After almost 20 years of gathering dust on my bookshelf I’ve
taken down my copy of Martial’s Epigrams
to learn the art of pithy sentence writing for my Twitter account.
I’ve found some absolute gems that would have seen the
Romans conquer social media as readily as they conquered a large part of the
world. Almost two thousand years after it was first published a sentence like
“All the friends she had, Lycoris has buried. May she become a friend of my
wife!” seems purpose built for the Twitterverse.
Or how about a put down like “When I call you ‘master’ don’t
pride yourself, Cinna. I often return even your slave’s greeting so.”
Martial didn't just use epigram to dish out insults,
there’s poetry in his one-liners too: “From a Northern race I sent you, Lesbia,
a lock of hair, that you might know how much more golden is your own.” Poetic,
and just a wee bit creepy. But that’s the Romans for you.
Just think how a master of propaganda like Julius Caesar
would have used Twitter.

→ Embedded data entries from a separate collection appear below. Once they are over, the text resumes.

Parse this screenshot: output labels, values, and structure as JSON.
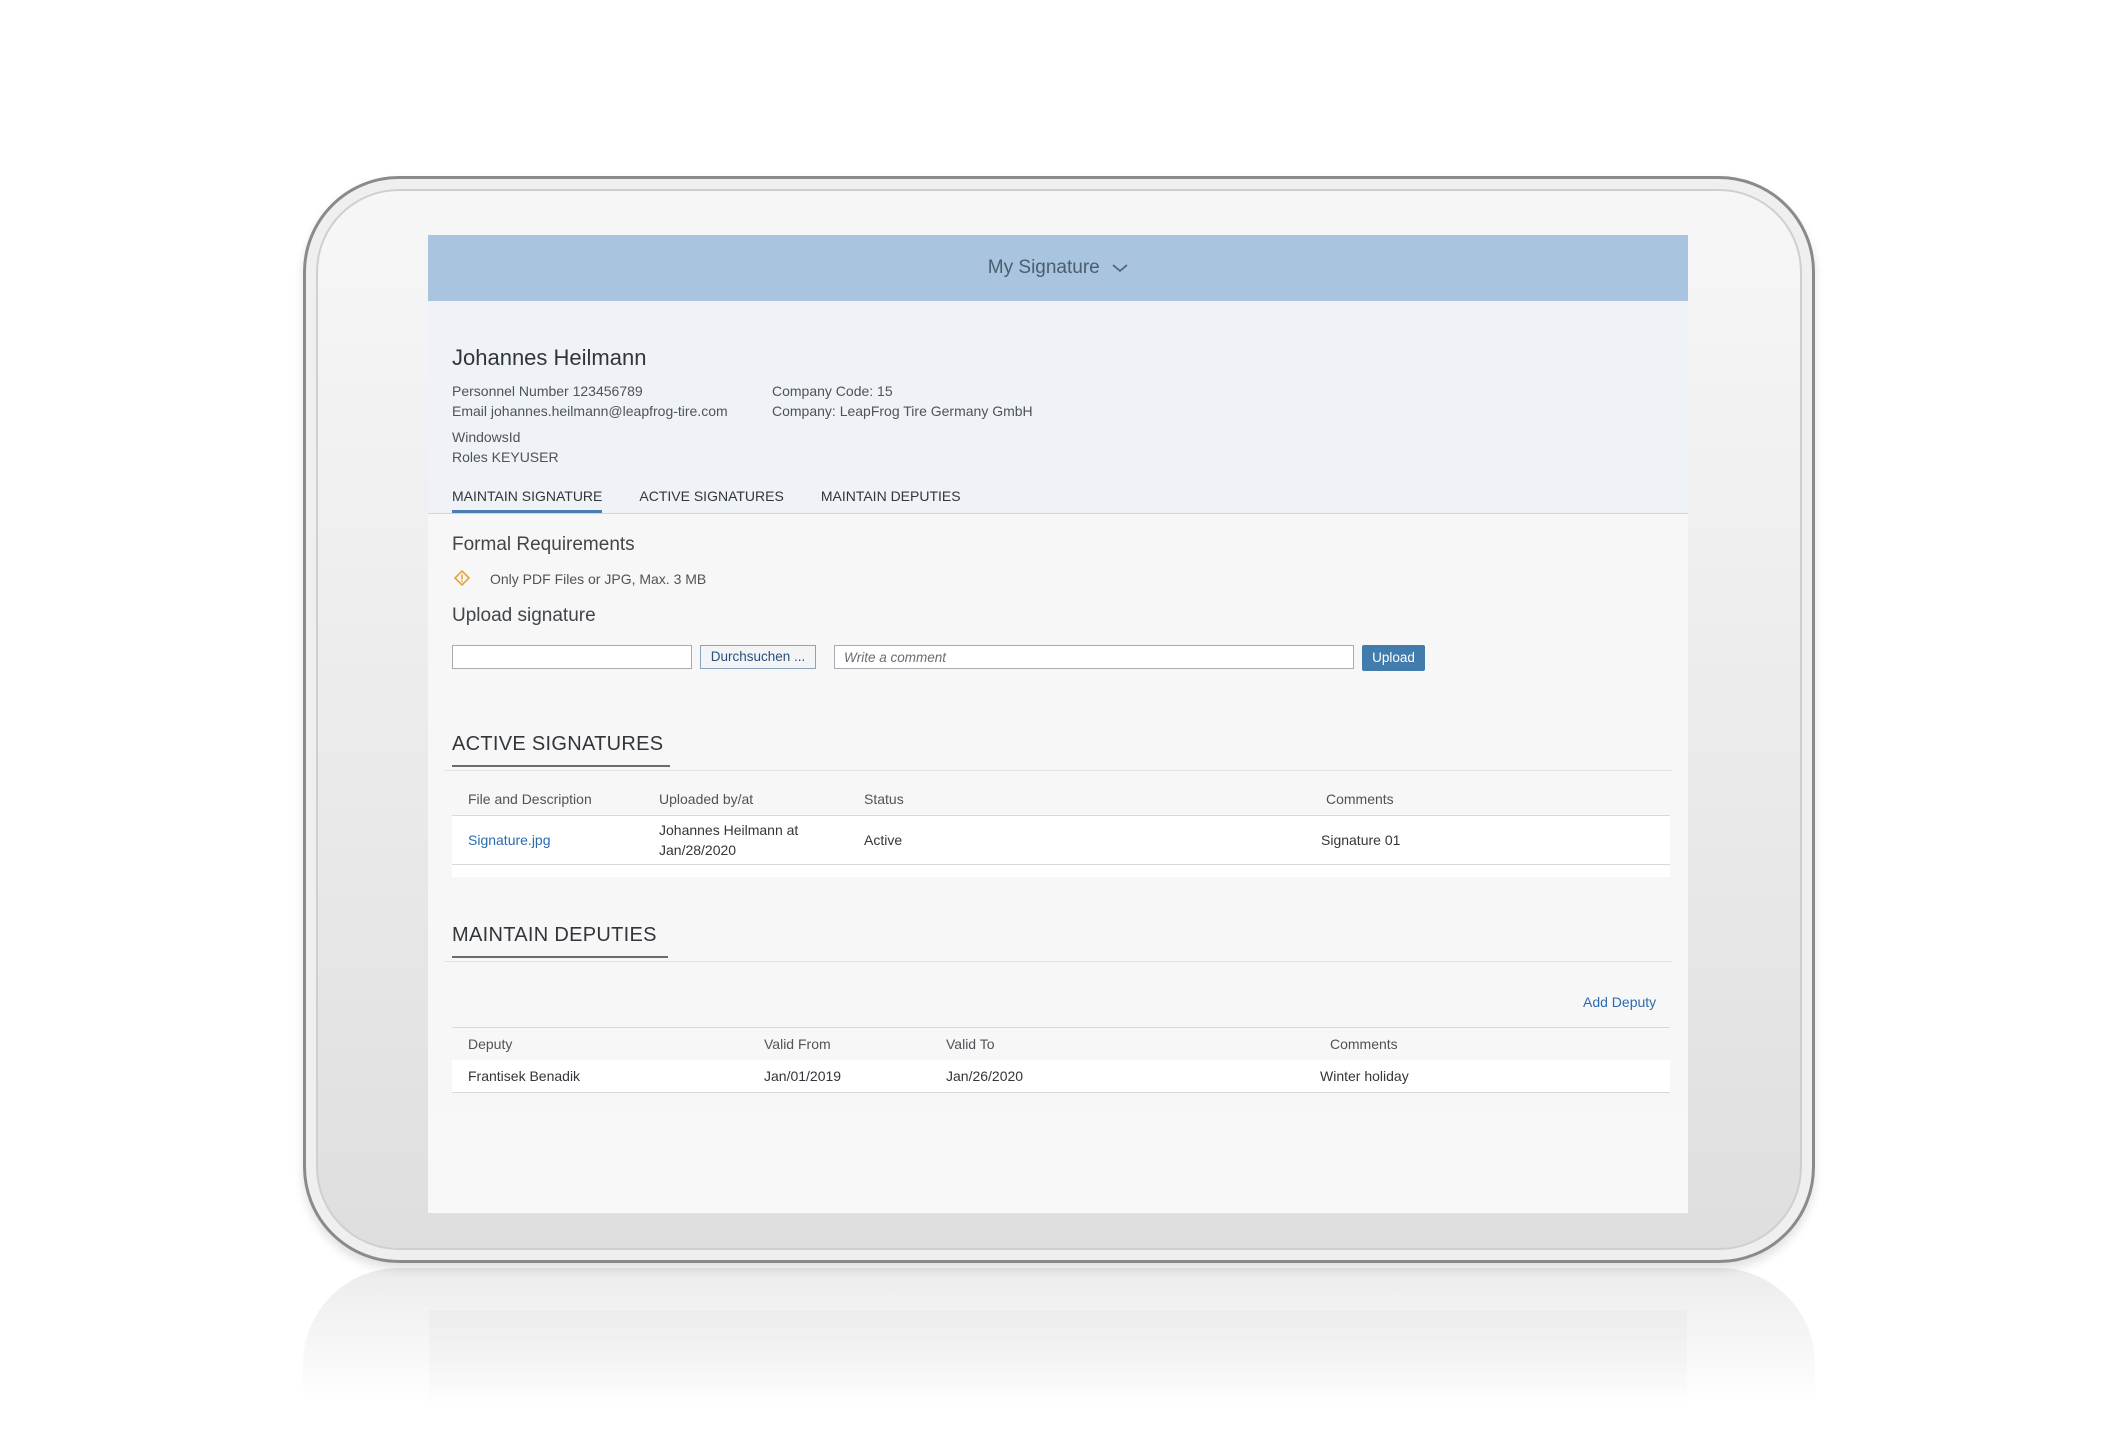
{
  "shell": {
    "title": "My Signature"
  },
  "user": {
    "name": "Johannes Heilmann",
    "personnel_number": "Personnel Number 123456789",
    "email": "Email johannes.heilmann@leapfrog-tire.com",
    "windows_id": "WindowsId",
    "roles": "Roles KEYUSER",
    "company_code": "Company Code: 15",
    "company": "Company: LeapFrog Tire Germany GmbH"
  },
  "tabs": [
    {
      "label": "MAINTAIN SIGNATURE",
      "active": true
    },
    {
      "label": "ACTIVE SIGNATURES",
      "active": false
    },
    {
      "label": "MAINTAIN DEPUTIES",
      "active": false
    }
  ],
  "formal": {
    "title": "Formal Requirements",
    "note": "Only PDF Files or JPG, Max. 3 MB"
  },
  "upload": {
    "title": "Upload signature",
    "file_value": "",
    "browse_label": "Durchsuchen ...",
    "comment_placeholder": "Write a comment",
    "upload_label": "Upload"
  },
  "active_signatures": {
    "title": "ACTIVE SIGNATURES",
    "columns": [
      "File and Description",
      "Uploaded by/at",
      "Status",
      "Comments"
    ],
    "rows": [
      {
        "file": "Signature.jpg",
        "uploaded_line1": "Johannes Heilmann at",
        "uploaded_line2": "Jan/28/2020",
        "status": "Active",
        "comments": "Signature 01"
      }
    ]
  },
  "deputies": {
    "title": "MAINTAIN DEPUTIES",
    "add_label": "Add Deputy",
    "columns": [
      "Deputy",
      "Valid From",
      "Valid To",
      "Comments"
    ],
    "rows": [
      {
        "deputy": "Frantisek Benadik",
        "valid_from": "Jan/01/2019",
        "valid_to": "Jan/26/2020",
        "comments": "Winter holiday"
      }
    ]
  },
  "colors": {
    "shellbar": "#a9c4de",
    "accent": "#427cac",
    "link": "#2b6bb0",
    "warning": "#e9a53a"
  }
}
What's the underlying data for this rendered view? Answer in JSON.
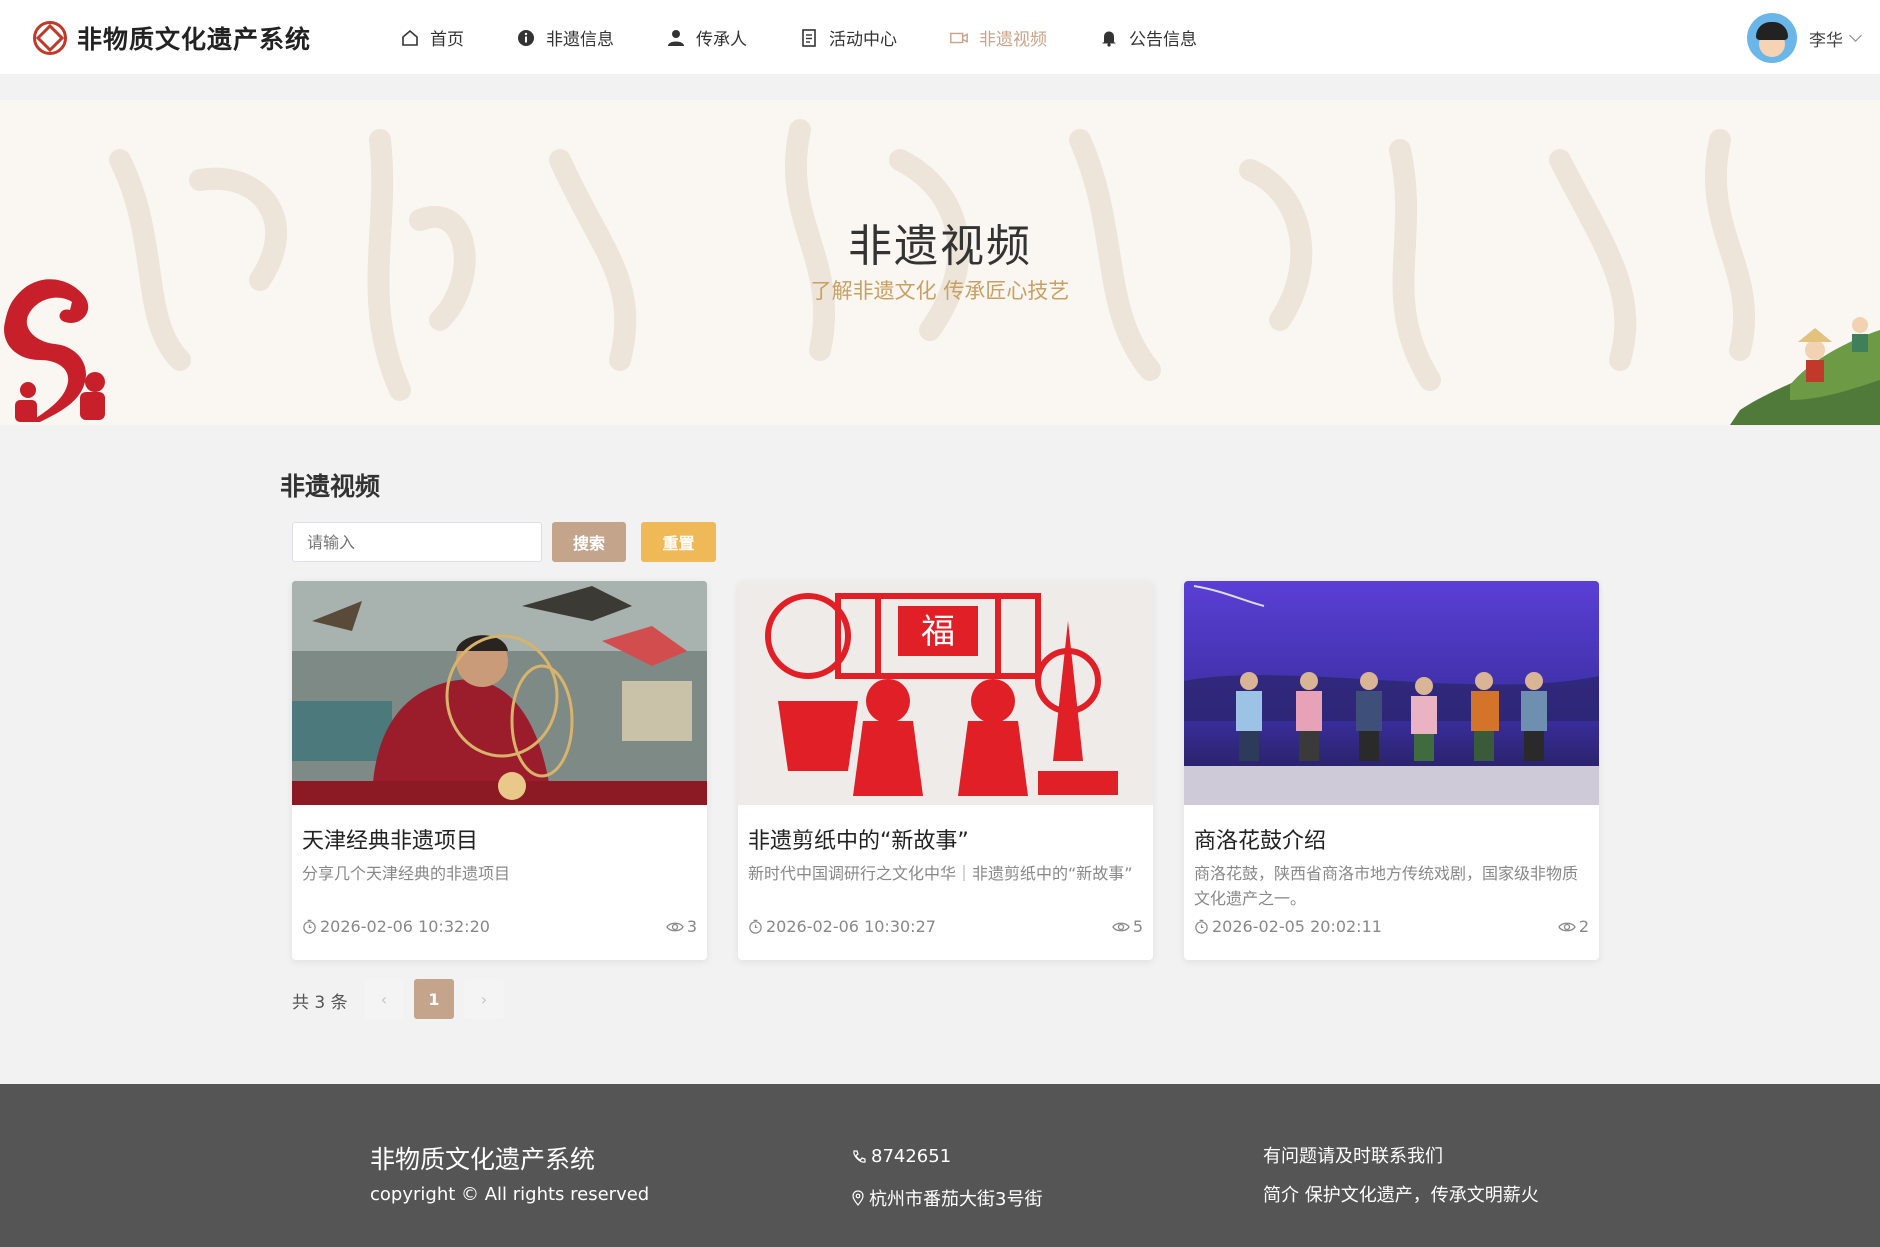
{
  "header": {
    "logo_text": "非物质文化遗产系统",
    "nav": [
      {
        "label": "首页",
        "icon": "home-icon"
      },
      {
        "label": "非遗信息",
        "icon": "info-icon"
      },
      {
        "label": "传承人",
        "icon": "person-icon"
      },
      {
        "label": "活动中心",
        "icon": "document-icon"
      },
      {
        "label": "非遗视频",
        "icon": "video-icon",
        "active": true
      },
      {
        "label": "公告信息",
        "icon": "bell-icon"
      }
    ],
    "user_name": "李华"
  },
  "banner": {
    "title": "非遗视频",
    "subtitle": "了解非遗文化 传承匠心技艺"
  },
  "section": {
    "title": "非遗视频"
  },
  "search": {
    "placeholder": "请输入",
    "search_label": "搜索",
    "reset_label": "重置"
  },
  "cards": [
    {
      "title": "天津经典非遗项目",
      "desc": "分享几个天津经典的非遗项目",
      "time": "2026-02-06 10:32:20",
      "views": "3"
    },
    {
      "title": "非遗剪纸中的“新故事”",
      "desc": "新时代中国调研行之文化中华｜非遗剪纸中的“新故事”",
      "time": "2026-02-06 10:30:27",
      "views": "5"
    },
    {
      "title": "商洛花鼓介绍",
      "desc": "商洛花鼓，陕西省商洛市地方传统戏剧，国家级非物质文化遗产之一。",
      "time": "2026-02-05 20:02:11",
      "views": "2"
    }
  ],
  "pagination": {
    "total_text": "共 3 条",
    "current_page": "1",
    "prev": "‹",
    "next": "›"
  },
  "footer": {
    "title": "非物质文化遗产系统",
    "copyright": "copyright © All rights reserved",
    "phone": "8742651",
    "address": "杭州市番茄大街3号街",
    "contact": "有问题请及时联系我们",
    "intro": "简介 保护文化遗产，传承文明薪火"
  },
  "colors": {
    "accent": "#c4a48b",
    "reset": "#f0b957",
    "active_nav": "#c9a48a",
    "footer_bg": "#555555",
    "subtitle": "#c9a063"
  }
}
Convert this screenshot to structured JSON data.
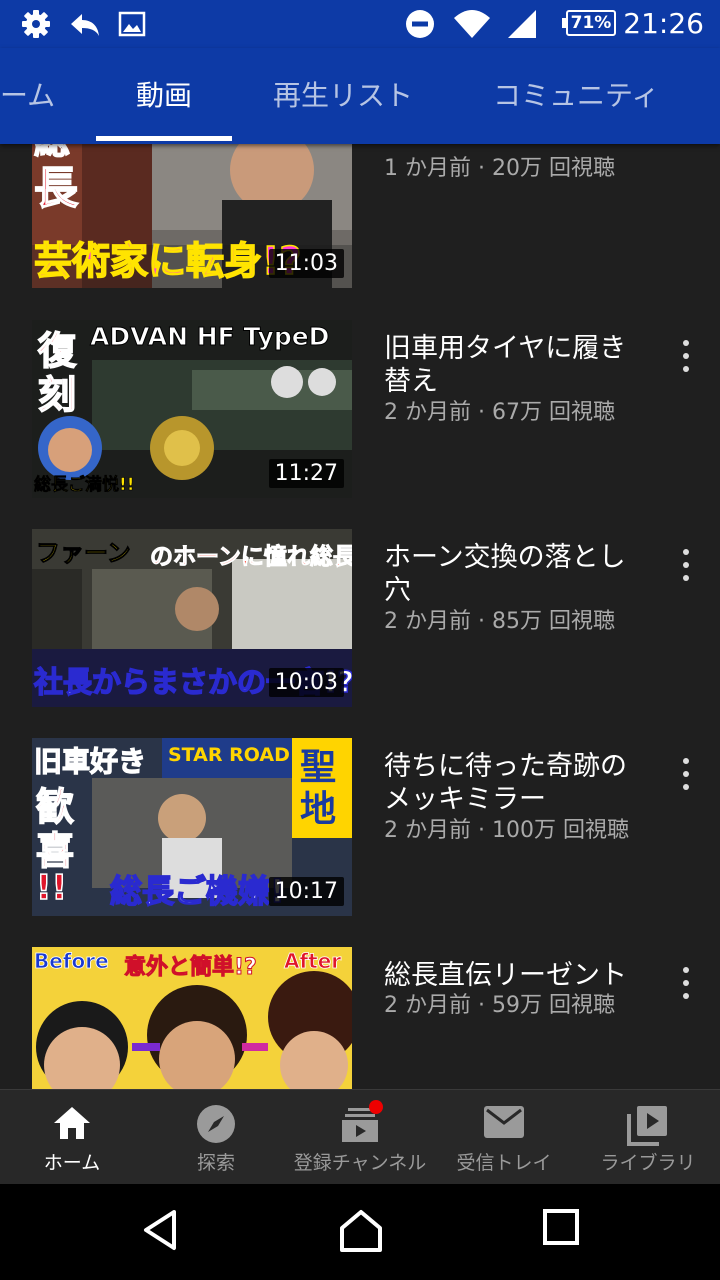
{
  "status_bar": {
    "time": "21:26",
    "battery": "71%",
    "icons": [
      "settings-gear-icon",
      "reply-arrow-icon",
      "image-icon",
      "do-not-disturb-icon",
      "wifi-icon",
      "signal-icon",
      "battery-icon"
    ]
  },
  "tabs": {
    "items": [
      {
        "label": "ーム",
        "active": false
      },
      {
        "label": "動画",
        "active": true
      },
      {
        "label": "再生リスト",
        "active": false
      },
      {
        "label": "コミュニティ",
        "active": false
      }
    ]
  },
  "videos": [
    {
      "title": "",
      "meta": "1 か月前 · 20万 回視聴",
      "duration": "11:03",
      "thumb_text": [
        "総",
        "長",
        "芸術家に転身!?"
      ]
    },
    {
      "title": "旧車用タイヤに履き替え",
      "meta": "2 か月前 · 67万 回視聴",
      "duration": "11:27",
      "thumb_text": [
        "復",
        "刻",
        "ADVAN HF TypeD",
        "総長ご満悦!!"
      ]
    },
    {
      "title": "ホーン交換の落とし穴",
      "meta": "2 か月前 · 85万 回視聴",
      "duration": "10:03",
      "thumb_text": [
        "ファーン",
        "のホーンに憧れ総長",
        "社長からまさかの一言!?"
      ]
    },
    {
      "title": "待ちに待った奇跡のメッキミラー",
      "meta": "2 か月前 · 100万 回視聴",
      "duration": "10:17",
      "thumb_text": [
        "旧車好き",
        "歓",
        "喜",
        "!!",
        "STAR ROAD",
        "聖",
        "地",
        "総長ご機嫌!"
      ]
    },
    {
      "title": "総長直伝リーゼント",
      "meta": "2 か月前 · 59万 回視聴",
      "duration": "",
      "thumb_text": [
        "Before",
        "意外と簡単!?",
        "After"
      ]
    }
  ],
  "bottom_nav": [
    {
      "label": "ホーム",
      "icon": "home-icon",
      "active": true
    },
    {
      "label": "探索",
      "icon": "compass-icon",
      "active": false
    },
    {
      "label": "登録チャンネル",
      "icon": "subscriptions-icon",
      "active": false
    },
    {
      "label": "受信トレイ",
      "icon": "mail-icon",
      "active": false
    },
    {
      "label": "ライブラリ",
      "icon": "library-icon",
      "active": false
    }
  ],
  "system_nav": [
    "back-icon",
    "home-circle-icon",
    "recents-icon"
  ]
}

The translation of his famous line “I came, I saw, I
conquered” is worthy in itself, but the original Latin of Veni, vidi, vici has an arrogant charm to make it that much more
punchy and easy to retweet.
In the Discworld novel Jingo, Terry Pratchett reveals some insight into the thought
process that comes up a line like that:
“It wasn’t the sort of thing you came up within the spur of
the moment, was it? It sounded as if he had worked it out. He’d probably spent
long evenings in his tent, looking up in the dictionary short words beginning
with V and trying them out…Veni, vermini, vomui, I came, I got ratted, I threw up? Visi, veneri, vamoosi, I visited, I caught an embarrassing disease, I ran
away? It must have been a big relief to come up with three short acceptable
words. He probably made them up first, and then went off to see somewhere and
conquer it.”
So I started thinking about how some of the great moments in
Roman history would have appeared on Twitter and Facebook.
It’s not hard to imagine that on 11 January 49 BC Julius
Caesar would have been updating his Facebook page to ‘crossing the Rubicon’.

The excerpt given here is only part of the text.